2. Morning Insomnia:
Any of the above herbs can be taken for morning insomnia, and they’ll probably work for a while. However, the cause behind morning insomnia tends to be a spike in cortisol levels (a steroid hormone released by the adrenal glands in response to stress). An overly-high cortisol level can lead to a suppressed immune system, blood sugar irregularities, and can contribute to weight gain in the belly area.
If you suspect you have high cortisol, I encourage you to have your levels checked by an MD. However, you can try the following first, and see how you do.
Also—I’ve found that people who eat low-carbohydrate diets (fewer than 14 grams of carbs per meal) tend to suffer from this type of insomnia. Try eating a small snack that combines protein, fat, and carbohydrates (such as almond butter on sprouted toast) right before bed.
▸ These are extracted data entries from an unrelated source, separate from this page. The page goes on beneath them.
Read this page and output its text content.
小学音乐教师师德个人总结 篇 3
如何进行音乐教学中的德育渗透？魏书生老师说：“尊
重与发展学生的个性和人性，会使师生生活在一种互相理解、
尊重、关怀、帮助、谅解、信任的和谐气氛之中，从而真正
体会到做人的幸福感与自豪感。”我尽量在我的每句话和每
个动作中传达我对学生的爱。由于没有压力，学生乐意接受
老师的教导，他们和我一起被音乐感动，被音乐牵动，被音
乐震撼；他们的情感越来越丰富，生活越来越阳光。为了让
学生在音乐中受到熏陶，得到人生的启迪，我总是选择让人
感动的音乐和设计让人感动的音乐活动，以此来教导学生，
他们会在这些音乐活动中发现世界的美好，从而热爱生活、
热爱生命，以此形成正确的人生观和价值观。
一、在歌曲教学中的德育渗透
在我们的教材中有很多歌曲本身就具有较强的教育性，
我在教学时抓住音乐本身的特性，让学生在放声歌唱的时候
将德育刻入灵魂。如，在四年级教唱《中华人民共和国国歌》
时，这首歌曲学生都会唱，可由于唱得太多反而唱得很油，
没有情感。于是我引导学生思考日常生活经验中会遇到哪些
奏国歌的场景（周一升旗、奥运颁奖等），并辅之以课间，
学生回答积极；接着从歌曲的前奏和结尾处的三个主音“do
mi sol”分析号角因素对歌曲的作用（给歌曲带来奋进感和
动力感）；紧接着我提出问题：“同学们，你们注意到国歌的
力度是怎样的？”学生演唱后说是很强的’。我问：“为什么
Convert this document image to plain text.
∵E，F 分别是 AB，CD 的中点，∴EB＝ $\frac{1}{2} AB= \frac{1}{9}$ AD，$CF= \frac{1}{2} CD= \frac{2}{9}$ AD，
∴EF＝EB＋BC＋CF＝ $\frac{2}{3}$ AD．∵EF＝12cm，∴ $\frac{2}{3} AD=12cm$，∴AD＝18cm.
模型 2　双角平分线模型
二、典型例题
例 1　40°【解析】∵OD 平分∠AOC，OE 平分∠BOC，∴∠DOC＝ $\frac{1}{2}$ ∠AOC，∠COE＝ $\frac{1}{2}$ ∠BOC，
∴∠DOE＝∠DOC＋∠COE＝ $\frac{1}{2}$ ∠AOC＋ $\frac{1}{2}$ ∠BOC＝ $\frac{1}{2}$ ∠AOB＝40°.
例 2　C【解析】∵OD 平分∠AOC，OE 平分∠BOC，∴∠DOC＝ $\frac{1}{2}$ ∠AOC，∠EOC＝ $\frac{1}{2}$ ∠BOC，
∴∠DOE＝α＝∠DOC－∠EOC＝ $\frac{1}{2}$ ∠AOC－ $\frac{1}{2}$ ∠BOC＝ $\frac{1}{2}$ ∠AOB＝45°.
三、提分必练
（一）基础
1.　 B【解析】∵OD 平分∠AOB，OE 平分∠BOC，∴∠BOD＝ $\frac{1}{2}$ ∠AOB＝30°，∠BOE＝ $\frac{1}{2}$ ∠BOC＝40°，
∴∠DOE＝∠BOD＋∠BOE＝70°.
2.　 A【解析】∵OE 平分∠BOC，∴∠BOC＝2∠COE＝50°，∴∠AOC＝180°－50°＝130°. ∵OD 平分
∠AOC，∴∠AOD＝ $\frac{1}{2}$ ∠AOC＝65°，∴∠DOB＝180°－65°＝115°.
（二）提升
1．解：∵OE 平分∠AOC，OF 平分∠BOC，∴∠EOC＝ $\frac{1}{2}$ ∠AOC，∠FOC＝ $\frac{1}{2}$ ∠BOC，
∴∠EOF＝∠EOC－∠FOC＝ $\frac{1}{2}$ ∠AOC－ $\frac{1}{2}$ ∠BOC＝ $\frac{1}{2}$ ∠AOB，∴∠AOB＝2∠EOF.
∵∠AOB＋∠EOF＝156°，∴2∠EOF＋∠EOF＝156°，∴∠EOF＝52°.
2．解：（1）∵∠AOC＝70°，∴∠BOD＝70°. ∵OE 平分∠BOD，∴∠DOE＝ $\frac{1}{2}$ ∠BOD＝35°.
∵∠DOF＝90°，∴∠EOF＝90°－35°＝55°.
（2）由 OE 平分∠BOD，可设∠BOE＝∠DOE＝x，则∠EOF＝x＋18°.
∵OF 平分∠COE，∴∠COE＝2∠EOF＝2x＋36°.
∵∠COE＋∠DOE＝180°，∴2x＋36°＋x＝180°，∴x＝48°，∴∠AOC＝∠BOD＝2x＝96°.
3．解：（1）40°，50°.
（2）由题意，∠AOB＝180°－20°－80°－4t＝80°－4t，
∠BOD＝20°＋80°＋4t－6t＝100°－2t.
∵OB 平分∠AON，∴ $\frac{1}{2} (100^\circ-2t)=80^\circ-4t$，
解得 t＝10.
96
You can have a small snack again if you wake in the early hours. The drop in blood sugar that low-carb eaters experience can spike cortisol levels, leading to anxiety and sleeplessness.
Natural Herbs for Morning Insomnia
Magnolia Bark (Magnolia officinalis):
Magnolia bark helps to relax the mind and body by lowering cortisol levels. This, in turn, can help prevent obesity and type II diabetes. Try taking this herb before bed or when you wake in the night only (more so than the other recommended herbs, since magnolia bark promotes rapid drowsiness, don’t take it during the day or before operating vehicles or heavy machinery). Start with one capsule when needed (generally 200mg of herb per capsule). Pregnant and nursing women should avoid this herb.
Ashwagandha (Withania somnifera):
Ashwagandha is a remarkable herb in that it treats stress without sapping energy. However, even though it’s not a sedative per se, it helps get you back to sleep if you are experiencing the morning cortisol/anxiety spike. Not only does this herb delay the release of cortisol, it gets to work healing the effects of stress on the body. Try taking 500mg as a daily tonic. This herb is safe for everyone.
Seriphos (Phosphatidyl Serine):
Seriphos, the brand name for the dietary supplement of Phosphoserine, is an adaptogen and adrenal supporter. I’ve found that it works wonders with an over-active cortisol level. Try taking one before bed as well as one upon waking in the night. You can increase the dose if you need to. A note from the makers of Seriphos: Seriphos should not be given to people using alkaloid stimulants or on adrenergic agonists; it is not recommended for use during pregnancy or for people with reduced kidney function or failure. If you have a sensitive stomach, take Seriphos with food.